Angelo Cupini ti ricodiamo cosi'

Ieri se ne è andato Angelo Cupini, uno di quei calciatori che seppur abbiano indossato la maglia biancoceleste per poco tempo sono entrati nel cuore dei tifosi.
Era un'ala destra, maglia numero sette sulle spalle.
Iniziammo a conoscerlo nella stagione precedente al suo arrivo in biancoceleste. Cupini infatti indossava la maglia della Cavese che, nel 1982-83, contese quasi fino alle ultime giornate alla Lazio la promozione in Serie A. E Cupini era uno dei suoi elementi migliori.
Era il 23 gennaio del 1983 e la Lazio concludeva il girone di andata ospitando proprio la Cavese considerata da tutti la rivelazione dal campionato. Lo stadio era pieno all’inverosimile, tanti erano anche i tifosi campani giunti nell’Urbe con il loro grande striscione The Wanderers. Quando le due formazioni entrarono in campo, in una bella giornata di sole, le due curve si illuminarono di tantissime torce. Al punto tale che i primi minuti di gioco si giocarono nella nebbia. “Sembra che stiamo a Milano” disse un tifoso accanto a me, sciarpa alzata sul volto e fumogeno nella mano.
Noi la temevano quell’agile e scattante ala destra. E avevamo ragione, perché proprio lui realizzò al 62’ la rete del vantaggio degli ospiti. Ricevette la sfera poco fuori dalla nostra area di rigore, di fronte alla Tribuna Tevere, pochi passi, tiro secco di destro e palla alle spalle di Orsi. Per fortuna Vella sul finire riequilibrò la contesa e pareggiammo una bella e combattuta gara.

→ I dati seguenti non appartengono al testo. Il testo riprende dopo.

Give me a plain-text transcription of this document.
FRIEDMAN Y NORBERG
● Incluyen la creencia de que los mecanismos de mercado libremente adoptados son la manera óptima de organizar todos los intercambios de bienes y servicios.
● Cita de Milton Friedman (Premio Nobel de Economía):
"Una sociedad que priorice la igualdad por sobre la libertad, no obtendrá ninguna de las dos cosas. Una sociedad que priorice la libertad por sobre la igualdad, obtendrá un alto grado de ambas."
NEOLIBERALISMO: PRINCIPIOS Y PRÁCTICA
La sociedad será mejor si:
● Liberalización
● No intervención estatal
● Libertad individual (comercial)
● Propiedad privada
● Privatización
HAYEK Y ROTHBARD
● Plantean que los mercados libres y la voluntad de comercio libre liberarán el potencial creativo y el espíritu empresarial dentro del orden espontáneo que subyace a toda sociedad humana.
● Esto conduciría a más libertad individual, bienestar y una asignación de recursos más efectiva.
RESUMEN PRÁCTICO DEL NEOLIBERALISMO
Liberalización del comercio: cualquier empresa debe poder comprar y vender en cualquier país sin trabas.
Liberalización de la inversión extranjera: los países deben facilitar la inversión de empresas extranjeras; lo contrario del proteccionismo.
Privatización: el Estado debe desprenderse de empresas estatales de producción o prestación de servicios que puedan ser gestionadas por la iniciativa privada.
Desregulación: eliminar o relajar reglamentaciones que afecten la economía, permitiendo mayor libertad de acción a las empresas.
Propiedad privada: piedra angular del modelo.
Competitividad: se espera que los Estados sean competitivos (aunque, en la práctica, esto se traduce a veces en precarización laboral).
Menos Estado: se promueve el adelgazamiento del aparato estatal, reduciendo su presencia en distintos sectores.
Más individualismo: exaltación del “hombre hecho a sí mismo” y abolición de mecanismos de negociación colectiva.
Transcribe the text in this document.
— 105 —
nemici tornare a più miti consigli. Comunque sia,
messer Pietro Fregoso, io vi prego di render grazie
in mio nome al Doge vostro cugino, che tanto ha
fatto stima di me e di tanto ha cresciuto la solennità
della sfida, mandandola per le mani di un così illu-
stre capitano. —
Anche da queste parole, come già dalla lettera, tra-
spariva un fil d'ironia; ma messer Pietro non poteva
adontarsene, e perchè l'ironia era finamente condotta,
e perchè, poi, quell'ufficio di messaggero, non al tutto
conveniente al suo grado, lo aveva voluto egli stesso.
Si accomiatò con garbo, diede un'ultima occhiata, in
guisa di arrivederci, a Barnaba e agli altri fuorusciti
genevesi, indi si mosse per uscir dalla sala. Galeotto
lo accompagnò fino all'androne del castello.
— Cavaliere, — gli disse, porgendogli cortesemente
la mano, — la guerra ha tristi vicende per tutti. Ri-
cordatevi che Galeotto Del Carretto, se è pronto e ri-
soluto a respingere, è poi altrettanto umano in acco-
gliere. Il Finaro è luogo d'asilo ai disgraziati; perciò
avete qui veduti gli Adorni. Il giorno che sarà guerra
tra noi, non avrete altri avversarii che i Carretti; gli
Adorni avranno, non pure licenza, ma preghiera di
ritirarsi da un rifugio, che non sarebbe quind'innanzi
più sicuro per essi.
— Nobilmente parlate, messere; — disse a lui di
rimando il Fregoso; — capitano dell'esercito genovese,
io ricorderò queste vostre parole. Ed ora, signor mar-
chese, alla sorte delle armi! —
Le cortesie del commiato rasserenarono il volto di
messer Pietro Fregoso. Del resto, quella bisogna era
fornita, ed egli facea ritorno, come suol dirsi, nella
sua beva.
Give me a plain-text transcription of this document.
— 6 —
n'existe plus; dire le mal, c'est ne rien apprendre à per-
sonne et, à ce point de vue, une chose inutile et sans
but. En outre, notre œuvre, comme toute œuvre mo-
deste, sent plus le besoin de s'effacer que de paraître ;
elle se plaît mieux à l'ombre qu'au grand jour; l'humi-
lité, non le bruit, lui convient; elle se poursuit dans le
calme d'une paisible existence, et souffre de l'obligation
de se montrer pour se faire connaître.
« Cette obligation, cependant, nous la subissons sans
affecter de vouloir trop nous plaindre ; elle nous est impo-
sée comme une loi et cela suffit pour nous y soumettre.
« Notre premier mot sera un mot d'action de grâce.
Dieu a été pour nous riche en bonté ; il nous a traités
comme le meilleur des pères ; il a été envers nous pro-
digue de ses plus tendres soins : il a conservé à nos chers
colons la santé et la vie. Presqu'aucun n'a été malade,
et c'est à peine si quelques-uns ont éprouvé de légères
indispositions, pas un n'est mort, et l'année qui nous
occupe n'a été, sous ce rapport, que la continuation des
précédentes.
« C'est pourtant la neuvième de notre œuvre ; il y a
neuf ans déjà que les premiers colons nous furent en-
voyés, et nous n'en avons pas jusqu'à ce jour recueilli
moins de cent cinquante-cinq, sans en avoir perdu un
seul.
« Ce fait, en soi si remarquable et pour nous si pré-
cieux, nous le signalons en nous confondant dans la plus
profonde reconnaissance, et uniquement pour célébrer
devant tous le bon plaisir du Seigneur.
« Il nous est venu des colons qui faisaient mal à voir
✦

Ritrovammo Angelo Cupini nel giorno dell’apoteosi, quando la S.S. Lazio pareggiando a Cava dei Tirreni per 2-2 tornò nella massima divisione. Fu un giorno memorabile e lunghissimo. Prima la trasferta al seguito della Lazio e dopo, appena rientrati nell’Urbe, di corsa a Fiumicino perché tornava Long John, il nostro condottiero, per diventare Presidente della Lazio.
Proprio Giorgio Chinaglia, portò Angelo Cupini in biancoceleste. Appena arrivato nell’Urbe per difendere i nostri colori, i tifosi che ricordavano la sua grinta, il suo coraggio e le sue qualità tecniche gli dedicarono un coro, uno di quelli destinati ad entrare nella memoria collettiva del tifo biancoceleste.
In quell’estate del 1983 mentre stava nascendo la Lazio targata Giorgio Chinaglia impazzava nelle radio e nelle spiagge italiane una canzone composta da due ragazzi di Torino, i Righeira, che si intitolava: “Vamos alla Playa”. Il suo ritornello oh oh oh oh oh si prestava molto bene ad essere ripreso come un coro da stadio.
Nacque in breve tempo il coro dedicato al nuovo arrivato in maglia biancoceleste: “Angelo Cupini oh oh oh oh oh”.
Domenica 18 settembre del 1983 Cupini fece il suo esordio in campionato con la casacca biancoceleste. Di fronte la forte Inter di Zenga, Bergomi, Beccalossi, Serena ed Altobelli.
Anche quel giorno, al pari di quel Lazio-Cavese, dell’anno prima lo stadio era stracolmo, in Nord eravamo pressati uno accanto all’altro. Era l’esordio della Lazio di Giorgio Chinaglia ed ognuno voleva fare la sua parte. Bandiere, sciarpe, fumogeni…
Dopo la rete del vantaggio messa a segno da Giordano, l’Inter cercava di rientrare in partita, ma al 61’ Laudrup passava la sfera a Marini che faceva partire un cross millimetrico che raggiungeva la giovane ala arrivata dalla Cavese al centro dell’area avversaria di fronte alla Sud, tiro al volo di destro e Zenga non poteva fare altro che raccogliere la palla all’interno della sua porta.
Dal muretto degli Eagles qualcuno fece partire quel coro appena inventato: “Angelo Cupini oh oh oh oh oh”, che venne ripreso da tutto lo stadio, facendolo quasi sollevare da terra, mentre Angelo Cupini braccia alzate, tornava indietro e correva verso la sua Curva.
Ecco noi vogliamo ricordarti in questo momento, felice, tra la tua gente che cantava il tuo nome.
Ancora una volta: “Angelo Cupini oh oh oh oh oh”!